To fight the spread of the coronavirus, the Missouri House has passed a plan that would include $33 million in emergency federal funds during the current state budget year. The governor’s state emergency declaration freed up another $7 million in state funding elsewhere in the current budget. The plan heads to the Senate, which is on break until at least March 30.
During floor debate this week on the legislation, Several Democrats said the amount is not enough to respond appropriately to a global pandemic. Some Republicans think it is but say lawmakers could add more money later if necessary.
Representative Greg Razer, D-Kansas City, says lawmakers might not get the chance to adequately fund response efforts later.
“Guess what folks – in a few weeks, we may be in a shelter in place order. It’s not safe for us to be here today. Our cities are acting. Our federal government is acting. We’re passing the buck,” says Razer. “For a lot of things $30 million is a lot of money – $30 million is not a lot of money for a global pandemic and you know it. You know it. Even if you don’t believe in government, government has to be here in times of emergency. We’re in a time of emergency today. Right now. The governor has declared it and we’re saying $30 million should be plenty. We have failed the people of Missouri today.”
House Budget Committee Chairman Cody Smith, R-Carthage, fired back.
“The plan is to remain calm. The plan is to take a measured approach to crafting an appropriate response based on what we know at the time,” says Smith.
Representative Sarah Unsicker, D-Shrewsbury, read excerpts from the emergency petition that Washington sent to the federal government for Medicaid assistance to deal with the coronavirus.

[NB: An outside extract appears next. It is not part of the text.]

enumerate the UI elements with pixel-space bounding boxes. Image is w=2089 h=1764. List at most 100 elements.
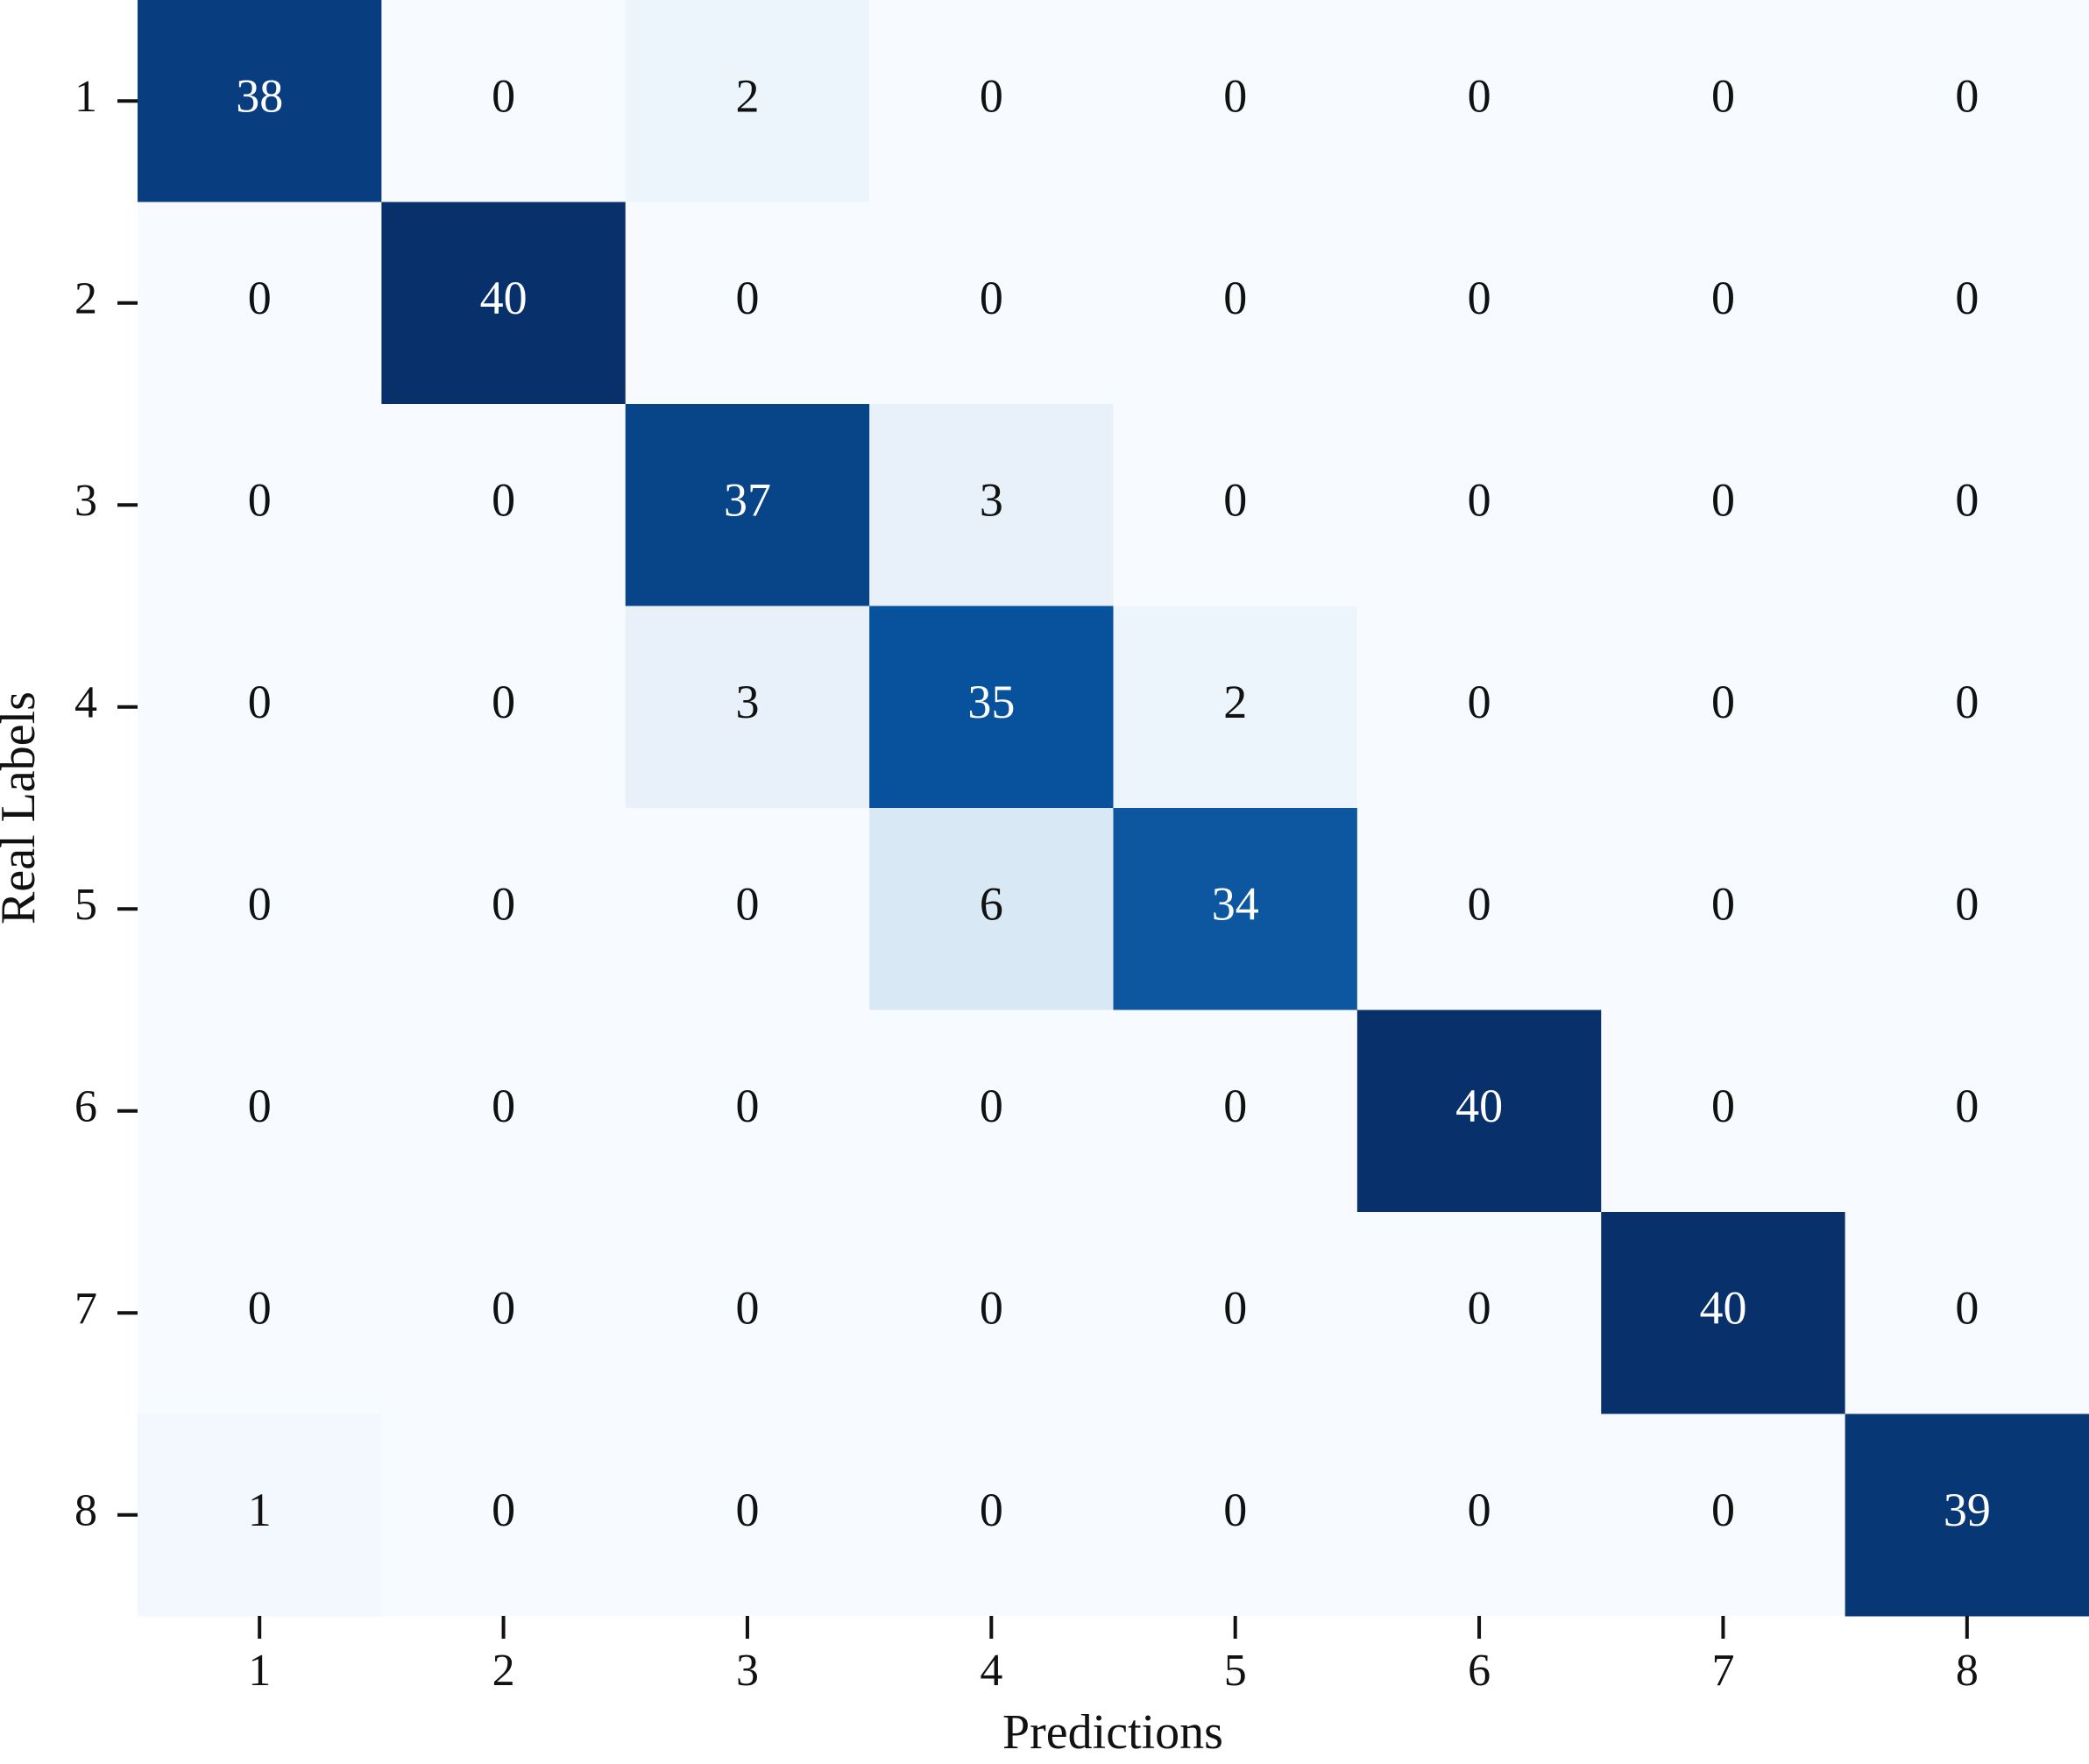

“They had the first case in the United States. On March 4, Washington state had 39 confirmed cases. Ten days later, there were 642 confirmed cases of COVID-19 in Washington state and 40 deaths from the disease,” says Unsicker. “Health care providers report that the COVID-19 outbreak and the predictable fears of residents that they may have COVID-19, have caused a major increase in the volume of emergency room and clinic visits, significantly longer ER wait times and an increase in intensive care and inpatient hospitalizations.”
Representative Kathy Swan, R-Cape Girardeau, indicates some members are going overboard.

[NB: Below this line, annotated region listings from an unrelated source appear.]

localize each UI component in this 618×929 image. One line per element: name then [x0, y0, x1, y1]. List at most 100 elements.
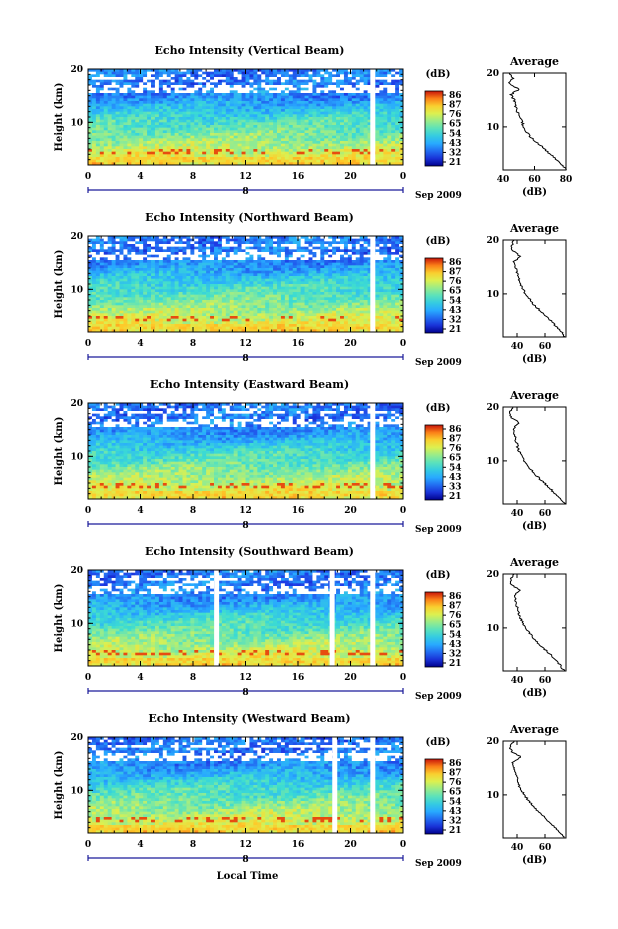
heatmap-cell [269, 149, 274, 153]
heatmap-cell [182, 101, 187, 105]
heatmap-cell [343, 125, 349, 129]
heatmap-cell [273, 284, 278, 288]
heatmap-cell [328, 103, 333, 107]
heatmap-cell [143, 122, 148, 126]
heatmap-cell [154, 135, 160, 139]
heatmap-cell [328, 276, 333, 280]
heatmap-cell [332, 297, 337, 301]
heatmap-cell [383, 289, 388, 293]
heatmap-cell [280, 257, 286, 261]
heatmap-cell [217, 273, 223, 277]
heatmap-cell [257, 278, 262, 282]
heatmap-cell [170, 300, 176, 304]
heatmap-cell [292, 103, 298, 107]
heatmap-cell [241, 244, 246, 248]
heatmap-cell [229, 114, 235, 118]
heatmap-cell [324, 69, 329, 73]
heatmap-cell [292, 71, 298, 75]
heatmap-cell [304, 85, 309, 89]
heatmap-cell [340, 254, 345, 258]
heatmap-cell [170, 162, 176, 166]
heatmap-cell [387, 284, 392, 288]
heatmap-cell [383, 133, 388, 137]
heatmap-cell [395, 109, 400, 113]
heatmap-cell [336, 241, 341, 245]
heatmap-cell [237, 284, 242, 288]
heatmap-cell [111, 278, 116, 282]
heatmap-cell [103, 294, 109, 298]
heatmap-cell [229, 159, 235, 163]
heatmap-cell [249, 95, 254, 99]
heatmap-cell [245, 162, 250, 166]
heatmap-cell [308, 273, 313, 277]
heatmap-cell [391, 127, 396, 131]
heatmap-cell [166, 252, 172, 256]
heatmap-cell [347, 268, 353, 272]
heatmap-cell [151, 103, 156, 107]
heatmap-cell [277, 90, 282, 94]
heatmap-cell [375, 101, 380, 105]
heatmap-cell [95, 273, 101, 277]
heatmap-cell [387, 90, 392, 94]
heatmap-cell [111, 85, 116, 89]
heatmap-cell [210, 114, 215, 118]
heatmap-cell [277, 119, 282, 123]
heatmap-cell [186, 300, 191, 304]
heatmap-cell [340, 297, 345, 301]
heatmap-cell [324, 254, 329, 258]
heatmap-cell [194, 82, 199, 86]
heatmap-cell [269, 159, 274, 163]
heatmap-cell [249, 146, 254, 150]
heatmap-cell [158, 122, 164, 126]
heatmap-cell [340, 252, 345, 256]
heatmap-cell [225, 157, 231, 161]
heatmap-cell [95, 292, 101, 296]
heatmap-cell [312, 294, 317, 298]
heatmap-cell [139, 270, 144, 274]
heatmap-cell [300, 268, 305, 272]
heatmap-cell [296, 111, 302, 115]
heatmap-cell [190, 281, 195, 285]
heatmap-cell [359, 69, 365, 73]
heatmap-cell [123, 265, 128, 269]
heatmap-cell [107, 114, 113, 118]
heatmap-cell [182, 300, 187, 304]
heatmap-cell [395, 246, 400, 250]
heatmap-cell [174, 117, 179, 121]
heatmap-cell [363, 79, 368, 83]
heatmap-cell [328, 130, 333, 134]
heatmap-cell [111, 103, 116, 107]
heatmap-cell [292, 143, 298, 147]
heatmap-cell [131, 149, 136, 153]
heatmap-cell [312, 260, 317, 264]
heatmap-cell [127, 141, 132, 145]
heatmap-cell [308, 122, 313, 126]
heatmap-cell [151, 119, 156, 123]
heatmap-cell [245, 106, 250, 110]
heatmap-cell [399, 117, 404, 121]
heatmap-cell [375, 117, 380, 121]
heatmap-cell [261, 143, 266, 147]
heatmap-cell [328, 95, 333, 99]
heatmap-cell [273, 286, 278, 290]
heatmap-cell [174, 265, 179, 269]
heatmap-cell [91, 297, 97, 301]
heatmap-cell [383, 117, 388, 121]
heatmap-cell [91, 143, 97, 147]
heatmap-cell [214, 297, 219, 301]
heatmap-cell [186, 281, 191, 285]
heatmap-cell [210, 95, 215, 99]
heatmap-cell [359, 93, 365, 97]
heatmap-cell [143, 109, 148, 113]
heatmap-cell [257, 143, 262, 147]
heatmap-cell [217, 252, 223, 256]
heatmap-cell [391, 143, 396, 147]
heatmap-cell [170, 270, 176, 274]
heatmap-cell [245, 278, 250, 282]
heatmap-cell [343, 135, 349, 139]
heatmap-cell [312, 284, 317, 288]
heatmap-cell [324, 262, 329, 266]
heatmap-cell [347, 260, 353, 264]
heatmap-cell [249, 252, 254, 256]
heatmap-cell [320, 127, 325, 131]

“I’ve grown a little frustrated and a little weary of the doomsday picture that’s being painted,” she says. “We all know the drill – wash your hands, don’t touch your face. Don’t be around people who are ill. If you’re ill, contact your physician. If you need to go to the hospital, go to the hospital.”
Razer says Swan’s view does not sit well with him.
“To call this some kind of doomsday scenario that we’re being alarmists is, in my view, irresponsible to the six million people of this state. It was only a few weeks ago – two or three weeks ago, President Trump was using the same rhetoric – that this was a hoax,” says Razer. “That this wasn’t coming here. That we had nothing to worry about. That we have five confirmed cases in the country and within a few days it will be zero. We know that was wrong.”
The World Health Organization reports nearly 210,000 cases across the globe with more than 8,700 deaths. In America, more than 10,400 people have fallen ill from the disease and 150 people have died.
During a press conference at the state Capitol Thursday, Gov. Mike Parson says the respiratory illness is like viruses we’ve dealt with before – it will take time to respond to and people need to follow health guidelines.
“I don’t think there is a doomsday for the state of Missouri or the United States over the COVID-19,” says Parson. “I said yesterday I think it’s something we all have to be concerned with but to try to put that into a fear category is wrong. We can conquer this. We can get through this. It’s not going to be a week or two process. I do believe for the short-term outlook it’s probably two to three months.”
As for whether the House passed a plan with enough money to deal with COVID-19’s wrecking ball, Parson says he’ll be meeting with House and Senate leaders soon to discuss the budget.
“We’re going to all have to rethink the budget process this year about where we are financially. But this is a lot more than COVID-19. This is thousands of people losing their jobs. This is businesses closing down. There’s a lot of things that are going to be at stake. For me as governor, I want it to be about as wide open as we can make it to deal with COVID-19,” says Parson.
At least 28 people have tested positive in Missouri for the coronavirus.